In a developing economy as typified by that of Nigeria, agriculture is a fundamental sector. It lies at the heart of food security, grapples extreme hunger and poverty and constituting the engine for employment opportunities and economic growth. It also serves as a constant barometer to measure the success level of any government and to attain democratic sustainability.
In Nigeria, agriculture occupies an exceedingly crucial place. The high population rate of Nigeria has a linear relationship with rate of food consumption in the country. This essentially unleashes correspondingly intricate pressure on agriculture and agro-allied activities, far more than it is evident in other sectors.
This implies that if Nigeria must feed its over 150 million population, it has to embark on a strategic shift, taking up agriculture as a national emergency that requires priority and strategic attention.
However, apart from population explosion, several other reasons favour large-scale, mechanised agriculture in the country.
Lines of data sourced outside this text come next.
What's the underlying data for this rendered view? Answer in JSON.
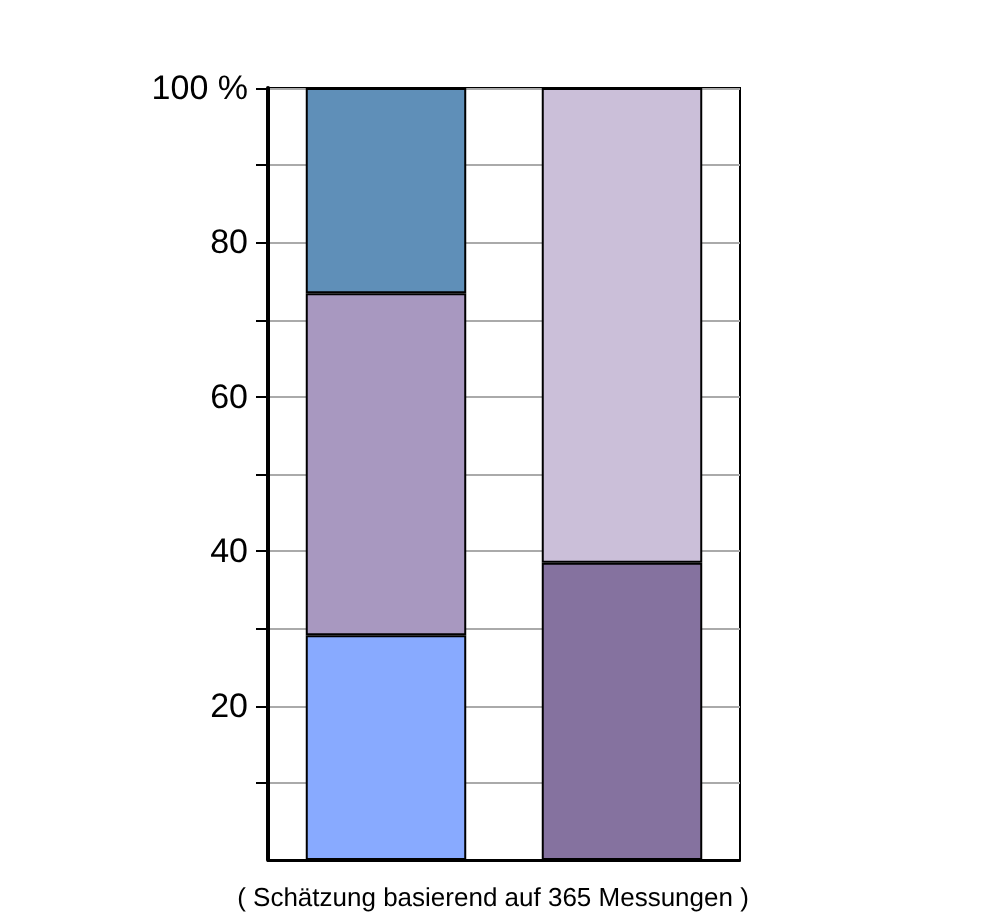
{
  "chart_data": {
    "type": "bar",
    "stacked": true,
    "categories": [
      null,
      null
    ],
    "series": [
      {
        "color": "#88aaff",
        "values": [
          29.1,
          null
        ]
      },
      {
        "color": "#a898c0",
        "values": [
          44.3,
          null
        ]
      },
      {
        "color": "#5f8fb8",
        "values": [
          26.6,
          null
        ]
      },
      {
        "color": "#85729f",
        "values": [
          null,
          38.5
        ]
      },
      {
        "color": "#cbbfd9",
        "values": [
          null,
          61.5
        ]
      }
    ],
    "ylim": [
      0,
      100
    ],
    "yticks": [
      {
        "value": 10,
        "label": null
      },
      20,
      {
        "value": 30,
        "label": null
      },
      40,
      {
        "value": 50,
        "label": null
      },
      60,
      {
        "value": 70,
        "label": null
      },
      80,
      {
        "value": 90,
        "label": null
      },
      {
        "value": 100,
        "label": "100 %"
      }
    ],
    "grid": "y",
    "annotations": [
      "( Schätzung basierend auf 365 Messungen )"
    ]
  }
}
First, Nigeria is an agrarian society with over 70 percent of the population involved in subsistence farming. Besides, Nigeria boosts of availability of huge land mass, fertile soil, favourable climate, skilled farmers to put the nation on the global chart of top agricultural nations.
What appears to be missing include; political will, lack of effective co-ordination and desirable credit facility. The urgent need for the nation to diversify from the current monolithic economy that is largely dependent on oil underpins the economic imperative of revitalising the agricultural sector.
These compelling observations underline the imperative nature of the decision and recent actions of the Abia State Governor, Chief T.A Orji towards making agriculture a state priority programme. Only a couple of weeks ago, Governor Orji launched the disbursement of the one billion naira agricultural loan and Roll-Out of Growth Enhancement Support Scheme held at the Aguiyi Ironsi Cenotaph, Ogurube Layout, Umuahia.
He has also established 17 Liberation Farms in each of the 23 local councils in the state while providing tractors to farmers to enhance agricultural development. On yearly basis, the state government has been procuring large quantities of fertilizers which it distributes at higly subsidised rate to farmers. More so, it provided to farmers large quantities of Amazon F3 and CRIN CTI improved cocoa seedlings, in addition to other farm inputs to significantly boost the sector in the state.
To consolidate on the agriculture scheme, the state government has taken a number of steps. It has signed a Memorandum of Understanding (MoU) with the Federal Ministry of Agriculture to guarantee the federal government's collaboration on cassava value chain development and transformation programme. It has also set up the Agricultural Transformation Implementation Committee to monitor, pursue and accomplish government's broad goals on agriculture.
Governor Orji's tenacity towards achieving the agriculture project, according to him, is hinged on his policy of food sufficiency in Abia State ahead of 2015; increasing of export crops production and provision of jobs to the army of employable youths in the state.
He believes that the initiative is part of the determination of his administration to build an economically viable state, through a sustainable agricultural development. "Our programmes and policy thrust are aimed at boosting food production because of the belief that self-sufficiency in food production is panacea for sustainable democracy and economic growth", he once noted.
Orji may well be right. Democracy makes little or no sense when the masses who are meant to benefit from it are walloping in hunger and abject poverty. Democracy without food on the table and provision of other social amenities is vagabond democracy and should be discouraged.
When a government is elected and inaugurated as it was the case of the federal and the 36 states of the federation on May 29, 2011; a responsible government gets down to business to ensuring that democratic dividends trickle down the masses that voted it into power. It is wrong-headed, perfidious to do otherwise.
It is in this context that the efforts of the Abia State government towards making food available to the citizens of Abia State, is considered noteworthy. It is important for other states to genuinely borrow a leaf from Abia State and deepen their efforts in this regard. The ultimate goal should be geared towards making the state food sufficient for the sustenance of democracy.